The question is about significance of the depression and comparing it to other events and influences happening in Germany from 1923- 1939.

When measuring significance learners should try and measure the depression across time (impact at the time) and over time (longer-term impact).

Mini questions to help you plan your paragraphs

how many people, groups or institutions were affected in Germany?
• which different types of people were affected (e.g. rich/poor)?
• were men/women affected to the same degree?
• were different parts of the country/world affected in the same way?
how deeply were people’s lives, beliefs and attitudes affected?
• how far were other aspects, e.g. institutions, power relationships, changed?
• for how long were people affected in Germany?
• how important was it to people in Germany?
• how powerful was the impact?
• what kind of reaction was caused in Germany?
• how far was the depression and its effects commented on by people at the time?
how far was it beneficial – did any types of people not get affected?
how expected/unexpected was the depression?
how much of a change occurred between what went before and what came after, e.g. how far was it a turning point?
• how much continuity occurred between what went before and what came after, e.g. how far was it part of a trend?
• how far did it affect things in the longer term, e.g. was it a false dawn, how long did the impact last?

Getting down to planning and writing

One of the advantages of coursework is that it provides learners with an opportunity to carefully plan their work and produce a rough draft. Therefore, they should be in a position of knowing what their overall argument and point of view is before they start writing the final draft.

Learners should indicate their main viewpoint and argument before they start writing the final draft. One approach is to state this in the opening paragraph of the coursework. This gives focus and direction to the rest of the answer in which the learner justifies their point of view

A plan

Constructing a plan is important because it helps learners think about the question and how to answer it.

Learners will need to think about what is relevant, what to leave out and the order in which they are going to answer the question. It also gives learners an overview of the answer which they can constantly refer to when writing out their final draft.

To get started they could generate ideas (on separate bits of paper) and then begin to organise their ideas to create a kind of mind map. An outline of the
overall shape of the answer should then emerge.

(Could use mind meister)

Introduction – learners should briefly explain how they plan to answer the question, and state what their overall argument/point of view is.

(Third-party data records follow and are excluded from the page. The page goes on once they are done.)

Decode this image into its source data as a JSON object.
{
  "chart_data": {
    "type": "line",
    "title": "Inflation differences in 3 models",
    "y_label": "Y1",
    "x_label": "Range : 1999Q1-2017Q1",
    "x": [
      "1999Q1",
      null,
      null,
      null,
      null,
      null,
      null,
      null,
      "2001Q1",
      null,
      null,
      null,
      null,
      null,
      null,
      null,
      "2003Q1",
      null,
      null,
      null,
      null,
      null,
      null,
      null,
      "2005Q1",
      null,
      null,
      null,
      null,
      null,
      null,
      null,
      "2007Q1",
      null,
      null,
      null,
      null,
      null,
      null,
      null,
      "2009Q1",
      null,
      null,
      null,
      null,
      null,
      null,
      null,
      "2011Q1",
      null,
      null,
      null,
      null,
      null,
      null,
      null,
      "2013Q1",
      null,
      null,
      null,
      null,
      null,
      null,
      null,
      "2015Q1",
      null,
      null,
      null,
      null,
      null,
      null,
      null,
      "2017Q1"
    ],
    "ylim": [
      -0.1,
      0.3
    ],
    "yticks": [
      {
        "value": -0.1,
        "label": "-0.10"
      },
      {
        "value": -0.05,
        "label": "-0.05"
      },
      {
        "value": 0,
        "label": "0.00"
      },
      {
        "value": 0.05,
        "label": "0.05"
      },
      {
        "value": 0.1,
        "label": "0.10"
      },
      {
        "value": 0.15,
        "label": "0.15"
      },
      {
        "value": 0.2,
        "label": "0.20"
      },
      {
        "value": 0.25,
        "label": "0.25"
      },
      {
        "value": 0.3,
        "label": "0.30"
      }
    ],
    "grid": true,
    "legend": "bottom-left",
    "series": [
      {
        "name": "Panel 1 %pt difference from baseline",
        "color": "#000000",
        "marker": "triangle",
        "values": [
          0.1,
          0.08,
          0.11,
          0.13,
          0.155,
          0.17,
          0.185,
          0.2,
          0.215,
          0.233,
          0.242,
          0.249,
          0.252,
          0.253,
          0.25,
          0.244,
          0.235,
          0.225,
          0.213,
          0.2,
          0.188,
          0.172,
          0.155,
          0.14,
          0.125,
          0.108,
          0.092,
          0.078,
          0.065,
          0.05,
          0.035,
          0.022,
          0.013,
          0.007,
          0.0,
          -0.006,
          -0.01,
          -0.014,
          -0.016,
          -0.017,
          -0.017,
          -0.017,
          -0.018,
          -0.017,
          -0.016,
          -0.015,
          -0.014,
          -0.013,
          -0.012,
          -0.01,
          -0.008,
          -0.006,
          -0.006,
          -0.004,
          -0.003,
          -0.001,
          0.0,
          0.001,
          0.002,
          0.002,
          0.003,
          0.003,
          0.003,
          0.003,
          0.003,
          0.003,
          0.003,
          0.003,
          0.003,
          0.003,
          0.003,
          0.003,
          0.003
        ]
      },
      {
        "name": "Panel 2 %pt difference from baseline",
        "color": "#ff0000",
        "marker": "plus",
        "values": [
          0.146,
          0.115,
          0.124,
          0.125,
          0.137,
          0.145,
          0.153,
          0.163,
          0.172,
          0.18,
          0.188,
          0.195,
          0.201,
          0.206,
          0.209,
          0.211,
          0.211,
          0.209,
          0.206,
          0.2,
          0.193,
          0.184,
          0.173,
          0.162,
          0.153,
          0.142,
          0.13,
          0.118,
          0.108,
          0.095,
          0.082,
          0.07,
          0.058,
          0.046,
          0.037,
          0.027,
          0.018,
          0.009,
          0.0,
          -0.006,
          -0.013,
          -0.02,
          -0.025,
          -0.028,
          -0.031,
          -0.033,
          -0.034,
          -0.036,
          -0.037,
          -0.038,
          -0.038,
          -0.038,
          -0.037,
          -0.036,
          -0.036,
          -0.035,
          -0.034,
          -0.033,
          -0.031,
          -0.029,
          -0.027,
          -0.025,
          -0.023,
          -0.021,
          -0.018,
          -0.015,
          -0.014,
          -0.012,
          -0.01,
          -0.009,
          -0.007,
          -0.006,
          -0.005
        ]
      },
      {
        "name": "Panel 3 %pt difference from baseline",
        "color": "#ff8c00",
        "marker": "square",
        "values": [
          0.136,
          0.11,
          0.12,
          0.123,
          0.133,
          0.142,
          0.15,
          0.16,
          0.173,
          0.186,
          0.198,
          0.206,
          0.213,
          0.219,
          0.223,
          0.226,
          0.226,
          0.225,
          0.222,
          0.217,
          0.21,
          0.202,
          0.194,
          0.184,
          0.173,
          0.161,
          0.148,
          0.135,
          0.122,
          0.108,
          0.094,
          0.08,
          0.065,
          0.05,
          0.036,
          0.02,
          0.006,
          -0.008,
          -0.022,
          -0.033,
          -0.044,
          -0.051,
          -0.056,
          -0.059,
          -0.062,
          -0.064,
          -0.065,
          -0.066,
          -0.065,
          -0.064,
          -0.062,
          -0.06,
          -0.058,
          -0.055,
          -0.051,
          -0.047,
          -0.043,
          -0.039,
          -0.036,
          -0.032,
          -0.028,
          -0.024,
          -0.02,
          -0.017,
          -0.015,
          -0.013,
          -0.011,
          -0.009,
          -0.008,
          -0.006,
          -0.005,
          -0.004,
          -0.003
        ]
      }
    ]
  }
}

There is no need to describe the content background/context.

Main body of answer – every paragraph should directly address the question and should take the argument further. There should be a logical development from one paragraph to another. There should be an overall clear structure and organisation.

Conclusion – this should grow out of and follow on from the argument and analysis in the main part of the answer. A direct answer to the question should be given and this needs to be substantiated and argued if this has not been done earlier in the answer.

Questions for learners to ask themselves before writing final draft:

• am I within the 2000 words?
• have I answered the question?
• is my final answer to the main issue in the question clear, developed and supported? (This can be either
in the main part of the answer or in a dparagraph used for a new idea, aspect or argument?
• does every paragraph address the question?
• do the paragraphs logically flow from one to the other?
• is there anything important that I have left out?
• are there any sections of description or narrative or anything irrelevant that I should delete?
• does sentence construction, grammar, punctuation or spelling need to be improved or corrected?